長い鎖国政策により大陸の諸外国との国交を断ち、未開の島国、と他国からは揶揄されていた。曰く、人食い文化のある国である。外国人に対して異様なまでの差別主義国家である、などと何の根拠もない噂だけが独り歩きしている。

そんな中、光王家主導の元、御三家間による合議によりそれまでの旧態然とした鎖国体制は緩和され、その結果多くの諸外国との国交が開始された。

そして思い知った。

大和が如何に世界に遅れをとり、取り残されていたかということを。

 不思議な力を宿した武器。天災を人為的に引き起こしうる魔法使い。そんな諸外国がこれまで大和に攻め入らなかったのは、鎖国制の影響で大和の内情が知られていなかったからだ。

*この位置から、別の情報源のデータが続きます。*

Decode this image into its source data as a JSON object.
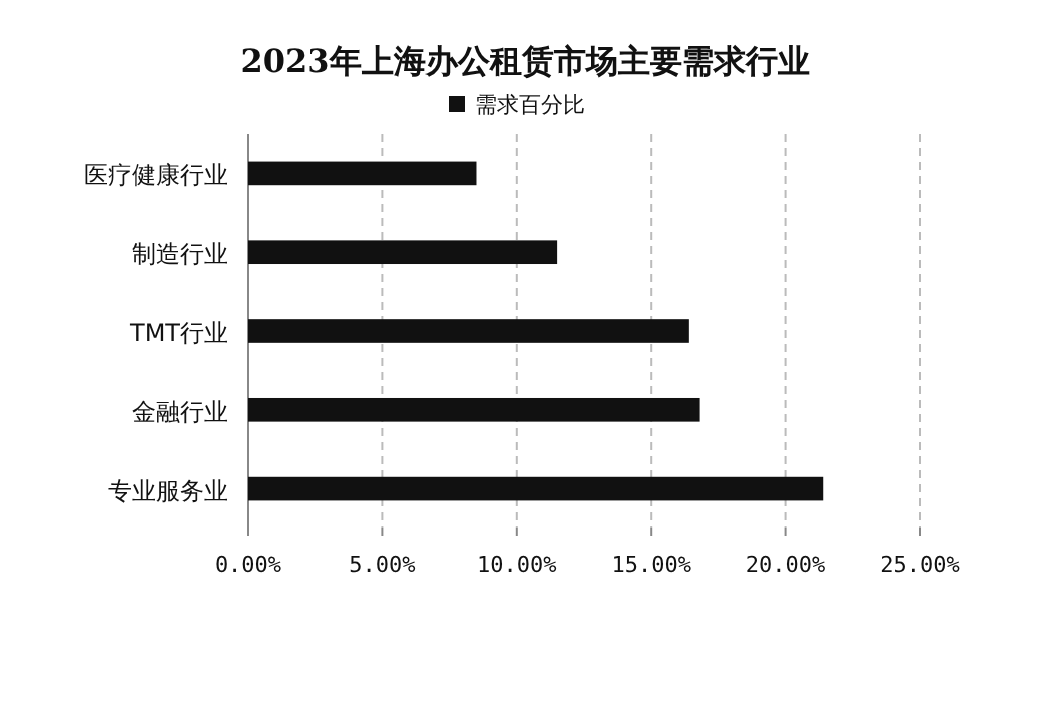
{
  "chart_data": {
    "type": "bar",
    "orientation": "horizontal",
    "title": "2023年上海办公租赁市场主要需求行业",
    "categories": [
      "医疗健康行业",
      "制造行业",
      "TMT行业",
      "金融行业",
      "专业服务业"
    ],
    "series": [
      {
        "name": "需求百分比",
        "color": "#111111",
        "values": [
          8.5,
          11.5,
          16.4,
          16.8,
          21.4
        ]
      }
    ],
    "xlim": [
      0,
      25
    ],
    "xticks": [
      {
        "value": 0,
        "label": "0.00%"
      },
      {
        "value": 5,
        "label": "5.00%"
      },
      {
        "value": 10,
        "label": "10.00%"
      },
      {
        "value": 15,
        "label": "15.00%"
      },
      {
        "value": 20,
        "label": "20.00%"
      },
      {
        "value": 25,
        "label": "25.00%"
      }
    ],
    "grid": "x",
    "legend": "top"
  }
}
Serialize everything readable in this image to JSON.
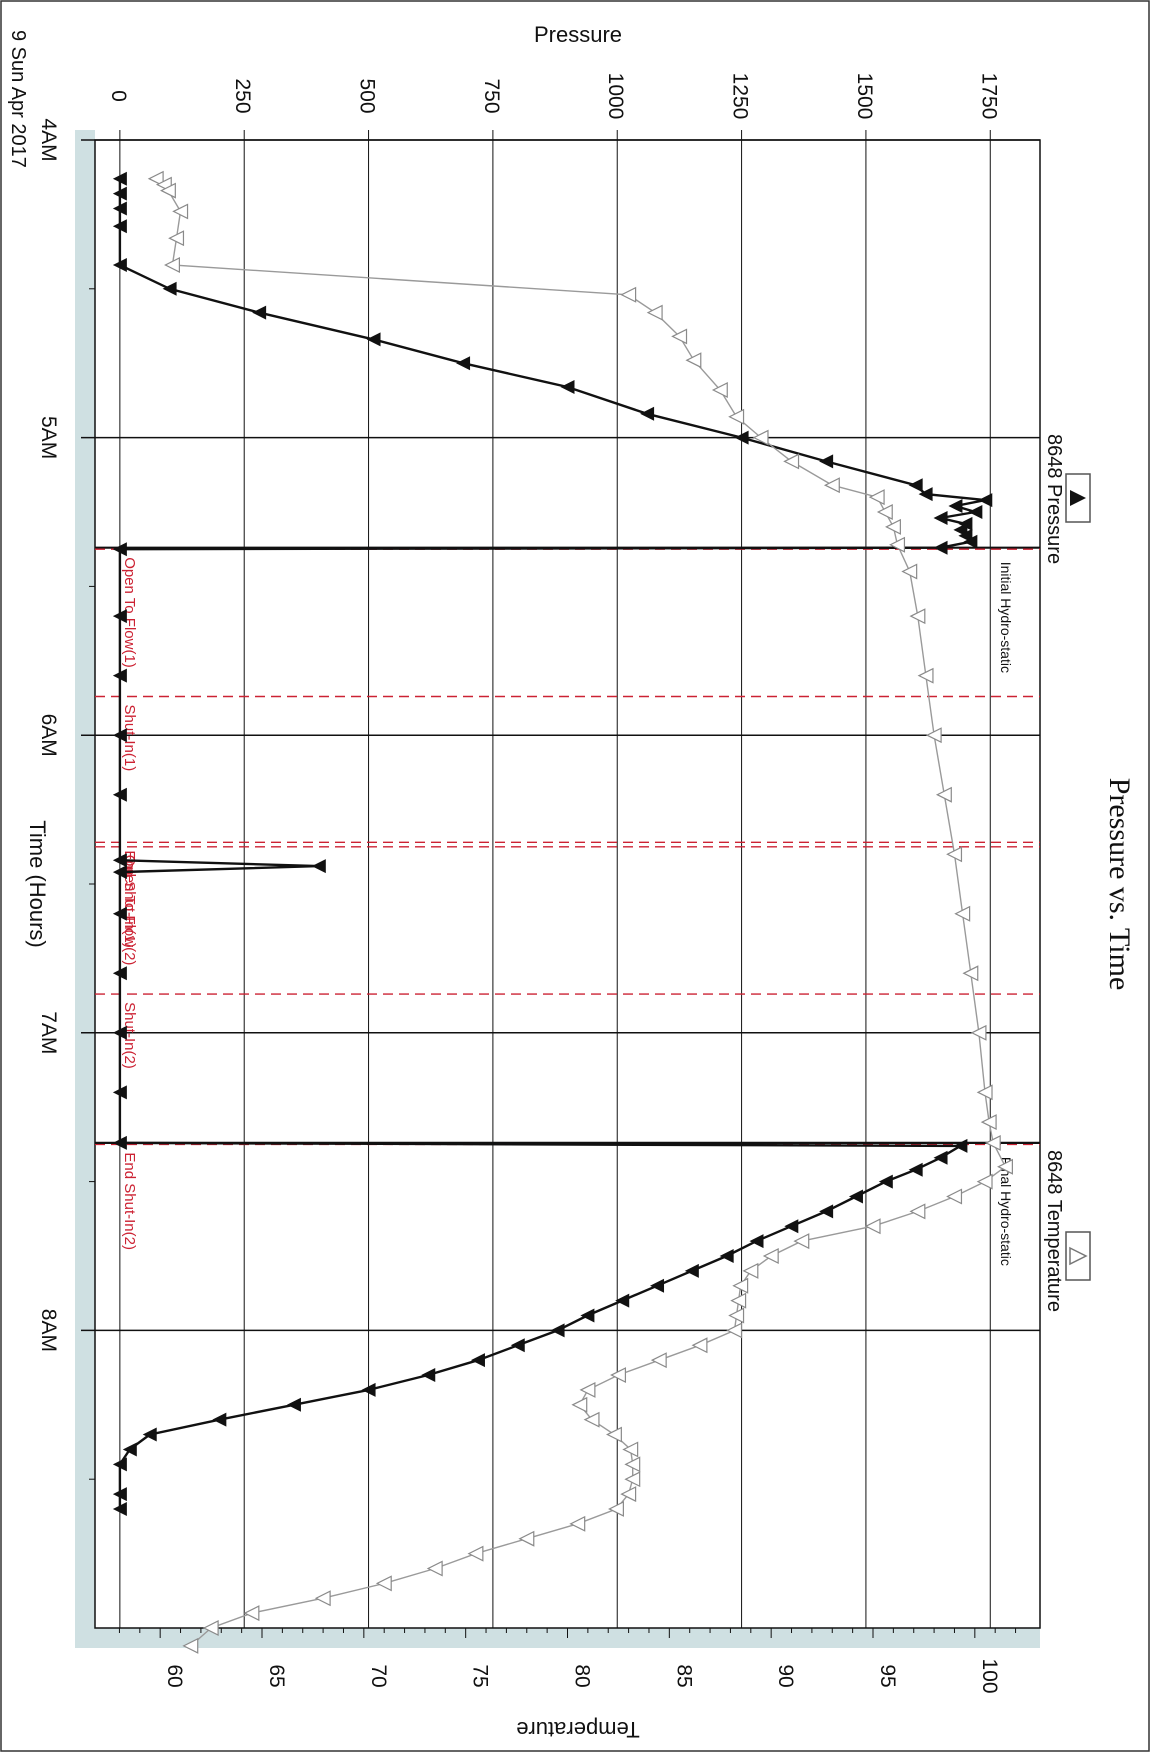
{
  "chart_data": {
    "type": "line",
    "orientation": "rotated-90-clockwise",
    "title": "Pressure vs. Time",
    "date_label": "9 Sun Apr 2017",
    "xlabel": "Time (Hours)",
    "ylabel_left": "Pressure",
    "ylabel_right": "Temperature",
    "x_range_hours": [
      4.0,
      9.0
    ],
    "x_ticks": [
      {
        "label": "4AM",
        "v": 4
      },
      {
        "label": "5AM",
        "v": 5
      },
      {
        "label": "6AM",
        "v": 6
      },
      {
        "label": "7AM",
        "v": 7
      },
      {
        "label": "8AM",
        "v": 8
      }
    ],
    "pressure_range": [
      -50,
      1850
    ],
    "pressure_ticks": [
      "0",
      "250",
      "500",
      "750",
      "1000",
      "1250",
      "1500",
      "1750"
    ],
    "temperature_range": [
      56.8,
      103.2
    ],
    "temperature_ticks": [
      "60",
      "65",
      "70",
      "75",
      "80",
      "85",
      "90",
      "95",
      "100"
    ],
    "grid": true,
    "legend": [
      {
        "name": "8648 Pressure",
        "marker": "filled-triangle",
        "color": "#111111"
      },
      {
        "name": "8648 Temperature",
        "marker": "open-triangle",
        "color": "#9a9a9a"
      }
    ],
    "events": [
      {
        "label": "Initial Hydro-static",
        "t": 5.37,
        "color": "#111111"
      },
      {
        "label": "Open To Flow(1)",
        "t": 5.375,
        "color": "#cc2233"
      },
      {
        "label": "Shut-In(1)",
        "t": 5.87,
        "color": "#cc2233"
      },
      {
        "label": "End Shut-In(1)",
        "t": 6.36,
        "color": "#cc2233"
      },
      {
        "label": "Open To Flow(2)",
        "t": 6.375,
        "color": "#cc2233"
      },
      {
        "label": "Shut-In(2)",
        "t": 6.87,
        "color": "#cc2233"
      },
      {
        "label": "End Shut-In(2)",
        "t": 7.375,
        "color": "#cc2233"
      },
      {
        "label": "Final Hydro-static",
        "t": 7.37,
        "color": "#111111"
      }
    ],
    "series": [
      {
        "name": "8648 Pressure",
        "unit": "Pressure",
        "points": [
          [
            4.13,
            0
          ],
          [
            4.18,
            0
          ],
          [
            4.23,
            0
          ],
          [
            4.29,
            0
          ],
          [
            4.42,
            0
          ],
          [
            4.5,
            100
          ],
          [
            4.58,
            280
          ],
          [
            4.67,
            510
          ],
          [
            4.75,
            690
          ],
          [
            4.83,
            900
          ],
          [
            4.92,
            1060
          ],
          [
            5.0,
            1250
          ],
          [
            5.08,
            1420
          ],
          [
            5.16,
            1600
          ],
          [
            5.19,
            1620
          ],
          [
            5.21,
            1740
          ],
          [
            5.23,
            1680
          ],
          [
            5.25,
            1720
          ],
          [
            5.27,
            1650
          ],
          [
            5.29,
            1700
          ],
          [
            5.31,
            1690
          ],
          [
            5.33,
            1700
          ],
          [
            5.35,
            1710
          ],
          [
            5.37,
            1650
          ],
          [
            5.375,
            0
          ],
          [
            5.6,
            0
          ],
          [
            5.8,
            0
          ],
          [
            6.0,
            0
          ],
          [
            6.2,
            0
          ],
          [
            6.42,
            0
          ],
          [
            6.44,
            400
          ],
          [
            6.46,
            0
          ],
          [
            6.6,
            0
          ],
          [
            6.8,
            0
          ],
          [
            7.0,
            0
          ],
          [
            7.2,
            0
          ],
          [
            7.37,
            0
          ],
          [
            7.38,
            1690
          ],
          [
            7.42,
            1650
          ],
          [
            7.46,
            1600
          ],
          [
            7.5,
            1540
          ],
          [
            7.55,
            1480
          ],
          [
            7.6,
            1420
          ],
          [
            7.65,
            1350
          ],
          [
            7.7,
            1280
          ],
          [
            7.75,
            1220
          ],
          [
            7.8,
            1150
          ],
          [
            7.85,
            1080
          ],
          [
            7.9,
            1010
          ],
          [
            7.95,
            940
          ],
          [
            8.0,
            880
          ],
          [
            8.05,
            800
          ],
          [
            8.1,
            720
          ],
          [
            8.15,
            620
          ],
          [
            8.2,
            500
          ],
          [
            8.25,
            350
          ],
          [
            8.3,
            200
          ],
          [
            8.35,
            60
          ],
          [
            8.4,
            20
          ],
          [
            8.45,
            0
          ],
          [
            8.55,
            0
          ],
          [
            8.6,
            0
          ]
        ]
      },
      {
        "name": "8648 Temperature",
        "unit": "Temperature",
        "points": [
          [
            4.13,
            59.8
          ],
          [
            4.15,
            60.2
          ],
          [
            4.17,
            60.4
          ],
          [
            4.24,
            61.0
          ],
          [
            4.33,
            60.8
          ],
          [
            4.42,
            60.6
          ],
          [
            4.52,
            83.0
          ],
          [
            4.58,
            84.3
          ],
          [
            4.66,
            85.5
          ],
          [
            4.74,
            86.2
          ],
          [
            4.84,
            87.5
          ],
          [
            4.93,
            88.3
          ],
          [
            5.0,
            89.5
          ],
          [
            5.08,
            91.0
          ],
          [
            5.16,
            93.0
          ],
          [
            5.2,
            95.2
          ],
          [
            5.25,
            95.6
          ],
          [
            5.3,
            96.0
          ],
          [
            5.36,
            96.2
          ],
          [
            5.45,
            96.8
          ],
          [
            5.6,
            97.2
          ],
          [
            5.8,
            97.6
          ],
          [
            6.0,
            98.0
          ],
          [
            6.2,
            98.5
          ],
          [
            6.4,
            99.0
          ],
          [
            6.6,
            99.4
          ],
          [
            6.8,
            99.8
          ],
          [
            7.0,
            100.2
          ],
          [
            7.2,
            100.5
          ],
          [
            7.3,
            100.7
          ],
          [
            7.37,
            100.9
          ],
          [
            7.45,
            101.5
          ],
          [
            7.5,
            100.5
          ],
          [
            7.55,
            99.0
          ],
          [
            7.6,
            97.2
          ],
          [
            7.65,
            95.0
          ],
          [
            7.7,
            91.5
          ],
          [
            7.75,
            90.0
          ],
          [
            7.8,
            89.0
          ],
          [
            7.85,
            88.5
          ],
          [
            7.9,
            88.4
          ],
          [
            7.95,
            88.3
          ],
          [
            8.0,
            88.2
          ],
          [
            8.05,
            86.5
          ],
          [
            8.1,
            84.5
          ],
          [
            8.15,
            82.5
          ],
          [
            8.2,
            81.0
          ],
          [
            8.25,
            80.6
          ],
          [
            8.3,
            81.2
          ],
          [
            8.35,
            82.3
          ],
          [
            8.4,
            83.1
          ],
          [
            8.45,
            83.2
          ],
          [
            8.5,
            83.2
          ],
          [
            8.55,
            83.0
          ],
          [
            8.6,
            82.4
          ],
          [
            8.65,
            80.5
          ],
          [
            8.7,
            78.0
          ],
          [
            8.75,
            75.5
          ],
          [
            8.8,
            73.5
          ],
          [
            8.85,
            71.0
          ],
          [
            8.9,
            68.0
          ],
          [
            8.95,
            64.5
          ],
          [
            9.0,
            62.5
          ],
          [
            9.06,
            61.5
          ]
        ]
      }
    ]
  }
}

しかしその正体は露見した。にも関わらず大和国内では未だに御三家を筆頭に光王家に取り入ろうとする奸臣が蔓延っている。このままではいずれ他国からの侵略は免れない。

 そこで御三家重鎮たちは話し合いの末、大和の国内から選りすぐりの手練れを集め、その者たちを光王家の御親兵とした。それも魔法や魔法道具のような兵器に頼らずとも、それ以上の能力を人の身で体現し得る者を、身分に関係なく広く募った。

そして集められた十人の剣士を『十本指』と称した。

 慧眼は正しかった。十本指はそれぞれが一騎当千の猛者であり。それを見た他国の外交官たちは、大和の戦力を過大評価した。しかしそれも十年前の話である。

 当時の十本指だった者たちの中には、年をとり引退した者もいる。これではせっかく示した大和のイメージが大きく崩れるのは必然だった。

そこで御三家は再び十本指を募った。ただし今回は以前のように広く募るのではなく、十本指、光王家直轄の指南役らがそれぞれ推挙した者の中から厳選していくという方法だった。

 一刀斎もその一人である。

彼も十本指に相応しい猛者を求め全国各地を放浪した末に、師である鐘捲 自斎が育てた無名の剣客―――佐々木 小次郎を見つけるに至った。

一刀斎は一目見た瞬間から小次郎の只ならぬ剣才を見抜き、彼ならば未来の十本指を率いる器であると確信した。故に、小次郎を新たな十本指に推挙することにした。

その選抜方法が同じ十本指の者と仕合って認められなければならぬとしても、その結果死ぬことになろうとも、小次郎ならばきっと切り抜けられる、そう確信して―――。